Watch Out for These E/M Services

 Medicare also bundled ventilation management services (94660-94662) into other evaluation and management codes. These include:
 

  •  99217 - Observation care discharge
     
  •  99218 - Initial observation care
     
  •  99281 - Emergency department visit
     
  •  99295 - Initial neonatal critical care ... 30 days of age or less
     
  •  99296 - Subsequent neonatal critical care ...
     
  •  99298 - Subsequent intensive care ... recovering  very low birth weight infant (present body weight less than 1500 grams)
     
  •  99299 - ... recovering low birth weight infant (present body weight of 1500-2500 grams).

    As with pediatric critical care codes, any of the above E/M services your pulmonologist provides include ventilation management. Furthermore, under no circumstances can you unbundle the codes.
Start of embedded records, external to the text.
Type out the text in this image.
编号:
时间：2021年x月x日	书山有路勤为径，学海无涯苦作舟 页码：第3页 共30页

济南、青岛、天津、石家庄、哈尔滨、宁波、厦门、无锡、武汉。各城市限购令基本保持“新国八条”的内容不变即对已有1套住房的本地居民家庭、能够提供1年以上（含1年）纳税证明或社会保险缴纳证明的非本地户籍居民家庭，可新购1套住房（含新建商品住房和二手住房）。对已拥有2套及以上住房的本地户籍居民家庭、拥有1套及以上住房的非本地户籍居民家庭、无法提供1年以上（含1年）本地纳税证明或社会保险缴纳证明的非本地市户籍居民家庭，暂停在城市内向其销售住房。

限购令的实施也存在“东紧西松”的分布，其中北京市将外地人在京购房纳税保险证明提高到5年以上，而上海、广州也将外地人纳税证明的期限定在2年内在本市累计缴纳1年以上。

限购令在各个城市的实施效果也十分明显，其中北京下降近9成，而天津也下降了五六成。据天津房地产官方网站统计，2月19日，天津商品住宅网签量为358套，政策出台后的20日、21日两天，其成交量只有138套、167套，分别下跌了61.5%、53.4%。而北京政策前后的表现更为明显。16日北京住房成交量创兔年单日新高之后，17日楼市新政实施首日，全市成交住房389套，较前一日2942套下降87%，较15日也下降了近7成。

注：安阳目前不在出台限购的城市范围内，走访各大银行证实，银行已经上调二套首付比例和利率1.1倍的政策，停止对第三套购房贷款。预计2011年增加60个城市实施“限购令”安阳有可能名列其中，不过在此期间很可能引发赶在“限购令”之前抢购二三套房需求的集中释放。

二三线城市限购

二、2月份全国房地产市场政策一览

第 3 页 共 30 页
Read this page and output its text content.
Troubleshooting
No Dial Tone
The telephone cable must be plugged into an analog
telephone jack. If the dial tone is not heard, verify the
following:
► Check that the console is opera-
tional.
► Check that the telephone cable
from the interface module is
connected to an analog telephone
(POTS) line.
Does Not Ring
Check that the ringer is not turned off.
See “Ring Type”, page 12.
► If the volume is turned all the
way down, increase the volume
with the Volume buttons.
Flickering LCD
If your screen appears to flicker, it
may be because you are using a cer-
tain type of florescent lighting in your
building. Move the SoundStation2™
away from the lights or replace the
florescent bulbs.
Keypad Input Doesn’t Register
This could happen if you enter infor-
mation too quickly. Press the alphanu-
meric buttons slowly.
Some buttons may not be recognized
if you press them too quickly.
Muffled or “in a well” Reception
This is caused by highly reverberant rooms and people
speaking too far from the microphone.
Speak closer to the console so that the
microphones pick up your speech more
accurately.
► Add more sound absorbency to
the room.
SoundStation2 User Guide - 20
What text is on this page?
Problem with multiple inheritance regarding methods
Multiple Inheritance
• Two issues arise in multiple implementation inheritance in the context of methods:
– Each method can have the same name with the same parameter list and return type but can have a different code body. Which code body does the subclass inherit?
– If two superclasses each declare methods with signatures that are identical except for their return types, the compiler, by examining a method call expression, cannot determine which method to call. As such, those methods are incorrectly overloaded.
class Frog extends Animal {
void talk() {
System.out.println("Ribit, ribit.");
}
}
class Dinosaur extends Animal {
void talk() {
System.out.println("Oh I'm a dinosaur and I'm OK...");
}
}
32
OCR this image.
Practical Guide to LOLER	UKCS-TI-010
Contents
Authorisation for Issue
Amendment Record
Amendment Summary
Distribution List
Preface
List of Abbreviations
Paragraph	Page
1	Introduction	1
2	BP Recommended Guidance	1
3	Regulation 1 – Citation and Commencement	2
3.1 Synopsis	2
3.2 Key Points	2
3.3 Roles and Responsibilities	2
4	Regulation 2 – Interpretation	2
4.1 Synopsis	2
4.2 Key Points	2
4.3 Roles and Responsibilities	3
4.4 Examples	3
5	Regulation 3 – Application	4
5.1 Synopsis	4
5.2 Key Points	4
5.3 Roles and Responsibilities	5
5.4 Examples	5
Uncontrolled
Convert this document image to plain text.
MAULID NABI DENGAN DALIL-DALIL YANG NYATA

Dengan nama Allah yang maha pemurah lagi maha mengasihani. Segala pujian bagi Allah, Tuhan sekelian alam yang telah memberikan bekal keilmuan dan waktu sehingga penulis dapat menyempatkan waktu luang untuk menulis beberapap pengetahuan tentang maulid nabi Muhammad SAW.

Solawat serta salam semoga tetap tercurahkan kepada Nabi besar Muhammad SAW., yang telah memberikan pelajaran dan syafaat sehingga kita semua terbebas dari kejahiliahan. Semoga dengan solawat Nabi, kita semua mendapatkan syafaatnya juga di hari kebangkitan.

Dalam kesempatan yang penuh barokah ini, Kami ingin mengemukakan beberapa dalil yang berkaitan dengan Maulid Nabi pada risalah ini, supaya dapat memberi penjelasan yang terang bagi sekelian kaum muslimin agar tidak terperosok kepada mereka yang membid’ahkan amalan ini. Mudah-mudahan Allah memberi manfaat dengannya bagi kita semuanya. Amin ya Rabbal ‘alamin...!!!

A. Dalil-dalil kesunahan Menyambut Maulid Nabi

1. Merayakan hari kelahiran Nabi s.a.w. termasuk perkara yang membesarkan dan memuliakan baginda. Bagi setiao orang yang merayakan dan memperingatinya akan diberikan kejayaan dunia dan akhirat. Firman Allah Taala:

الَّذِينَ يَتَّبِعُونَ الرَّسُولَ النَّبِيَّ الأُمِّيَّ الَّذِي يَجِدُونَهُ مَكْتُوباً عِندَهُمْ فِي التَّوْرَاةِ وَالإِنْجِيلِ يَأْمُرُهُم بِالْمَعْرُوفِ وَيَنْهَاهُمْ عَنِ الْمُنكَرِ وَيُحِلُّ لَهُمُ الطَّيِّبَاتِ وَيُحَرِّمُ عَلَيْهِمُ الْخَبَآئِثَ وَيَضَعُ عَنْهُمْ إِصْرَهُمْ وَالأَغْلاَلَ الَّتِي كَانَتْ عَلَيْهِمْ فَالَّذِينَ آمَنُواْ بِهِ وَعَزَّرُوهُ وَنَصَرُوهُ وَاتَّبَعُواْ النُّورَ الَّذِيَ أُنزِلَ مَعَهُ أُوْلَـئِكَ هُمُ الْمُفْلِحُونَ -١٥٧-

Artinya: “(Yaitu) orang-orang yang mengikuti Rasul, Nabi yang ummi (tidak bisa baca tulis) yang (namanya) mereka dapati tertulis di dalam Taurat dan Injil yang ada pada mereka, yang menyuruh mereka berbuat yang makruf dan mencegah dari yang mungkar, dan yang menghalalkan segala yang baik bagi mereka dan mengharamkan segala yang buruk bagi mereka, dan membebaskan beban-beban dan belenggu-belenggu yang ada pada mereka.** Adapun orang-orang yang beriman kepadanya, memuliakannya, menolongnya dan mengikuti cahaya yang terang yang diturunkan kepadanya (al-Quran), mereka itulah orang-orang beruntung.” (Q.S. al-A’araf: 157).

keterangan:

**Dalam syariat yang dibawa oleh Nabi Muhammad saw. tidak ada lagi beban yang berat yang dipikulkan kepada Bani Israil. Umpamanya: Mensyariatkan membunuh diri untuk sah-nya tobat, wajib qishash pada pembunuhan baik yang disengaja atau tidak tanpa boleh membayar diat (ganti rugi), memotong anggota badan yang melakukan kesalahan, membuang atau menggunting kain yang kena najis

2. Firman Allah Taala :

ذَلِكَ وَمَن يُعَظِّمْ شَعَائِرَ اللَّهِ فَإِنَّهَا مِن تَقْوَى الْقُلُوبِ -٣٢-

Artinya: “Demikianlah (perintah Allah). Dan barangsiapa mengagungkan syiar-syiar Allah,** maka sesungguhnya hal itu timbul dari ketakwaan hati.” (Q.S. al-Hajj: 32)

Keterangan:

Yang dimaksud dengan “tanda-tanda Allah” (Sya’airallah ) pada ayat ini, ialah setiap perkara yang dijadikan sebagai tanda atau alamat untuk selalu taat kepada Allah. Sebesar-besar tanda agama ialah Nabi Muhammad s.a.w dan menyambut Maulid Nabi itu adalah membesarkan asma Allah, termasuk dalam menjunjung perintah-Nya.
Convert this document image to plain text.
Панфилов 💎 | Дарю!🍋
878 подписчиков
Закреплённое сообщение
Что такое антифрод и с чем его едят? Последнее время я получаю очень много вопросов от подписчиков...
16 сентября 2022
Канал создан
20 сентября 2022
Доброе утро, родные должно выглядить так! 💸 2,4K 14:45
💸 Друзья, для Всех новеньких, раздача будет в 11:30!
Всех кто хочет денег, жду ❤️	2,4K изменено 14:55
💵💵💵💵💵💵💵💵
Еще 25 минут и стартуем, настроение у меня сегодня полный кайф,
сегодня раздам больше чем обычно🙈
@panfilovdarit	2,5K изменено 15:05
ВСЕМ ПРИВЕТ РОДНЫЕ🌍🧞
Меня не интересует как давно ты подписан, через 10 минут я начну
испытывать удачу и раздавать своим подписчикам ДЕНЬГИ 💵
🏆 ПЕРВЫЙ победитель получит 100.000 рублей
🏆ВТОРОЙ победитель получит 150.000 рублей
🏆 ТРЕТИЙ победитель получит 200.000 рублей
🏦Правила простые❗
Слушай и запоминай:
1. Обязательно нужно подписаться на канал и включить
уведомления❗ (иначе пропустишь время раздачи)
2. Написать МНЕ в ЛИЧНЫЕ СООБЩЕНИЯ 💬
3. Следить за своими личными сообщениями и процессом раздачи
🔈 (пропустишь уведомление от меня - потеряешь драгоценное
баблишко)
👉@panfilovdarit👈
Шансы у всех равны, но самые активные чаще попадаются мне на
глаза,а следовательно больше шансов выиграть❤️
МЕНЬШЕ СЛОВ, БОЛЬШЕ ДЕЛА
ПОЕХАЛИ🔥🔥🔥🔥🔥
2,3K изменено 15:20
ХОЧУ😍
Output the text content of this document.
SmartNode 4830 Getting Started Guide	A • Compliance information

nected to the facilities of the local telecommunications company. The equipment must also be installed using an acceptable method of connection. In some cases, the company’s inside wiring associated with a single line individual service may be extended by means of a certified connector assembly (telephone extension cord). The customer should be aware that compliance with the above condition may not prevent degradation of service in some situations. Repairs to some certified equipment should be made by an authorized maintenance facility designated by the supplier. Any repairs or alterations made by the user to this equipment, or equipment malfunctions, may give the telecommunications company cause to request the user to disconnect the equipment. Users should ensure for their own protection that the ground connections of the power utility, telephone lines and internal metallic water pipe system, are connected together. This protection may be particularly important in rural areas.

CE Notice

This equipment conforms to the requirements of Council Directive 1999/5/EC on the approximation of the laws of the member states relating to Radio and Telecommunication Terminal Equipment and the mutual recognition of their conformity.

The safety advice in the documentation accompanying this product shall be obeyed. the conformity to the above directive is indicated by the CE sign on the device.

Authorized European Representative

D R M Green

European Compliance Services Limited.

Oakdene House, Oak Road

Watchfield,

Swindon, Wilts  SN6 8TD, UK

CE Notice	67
    Unbundling Unlikely With 95024 and 95028

    NCCI made sure that coders wouldn't report some ultrasonic codes with several allergy-related codes without proving the physician provided separate services to the same patient, on the same day.
     
    The following codes carry a status "1" indicator, which means that you may unbundle the codes with modifier -59 if your physician's documentation proves that he or she performed the services separately, Pohlig says.

     

  •  CMS now considers 76001 (Fluoroscopy, physician time more than one hour, assisting a non-radiologic physician [e.g., nephrostolithotomy, ERCP, bronchoscopy, transbronchial biopsy]) an integral part of ultrasonic guidance with needle placement (76942, Ultrasonic guidance for needle placement [e.g., biopsy, aspiration, injection, localization device], imaging supervision and interpretation) when the pulmonologist performs the services on the same patient, on the same day. Typically, you may report these codes for your pulmonologist's transbronchial biopsy services (31628, Bronchoscopy [rigid or flexible]; with transbronchial lung biopsy, with or without fluoroscopic guidance).

     
  •  Don't report 95024 (Intracutaneous [intradermal] tests with allergenic extracts, immediate type reaction, specify number of tests) in addition to 95028 (Intracutaneous [intradermal] tests with allergenic extracts, delayed type reaction, including reading, specify number of tests) unless your pulmonologist's documentation supports modifier -59 usage - which it probably will not, Pohlig says.
     
    Most likely your physician will not separately use both an immediate and delayed allergy test on the same patient, on the same day, she adds.

     
  •  Also, you should avoid billing separately for 95165 (Professional services for the supervision of preparation and provision of antigens for allergen immunotherapy; single or multiple antigens [specify number of doses]) and 95144 (Professional services for the supervision of preparation and provision of antigens for allergen immunotherapy; single dose vial[s] [specify number of vials]) even though NCCI assigns the bundling edit a modifier -59. That's because both 95165 and 95144 represent similar services, and insurers might be skeptical if a physician claimed that he or she used such similar treatments for separate purposes, Pohlig says.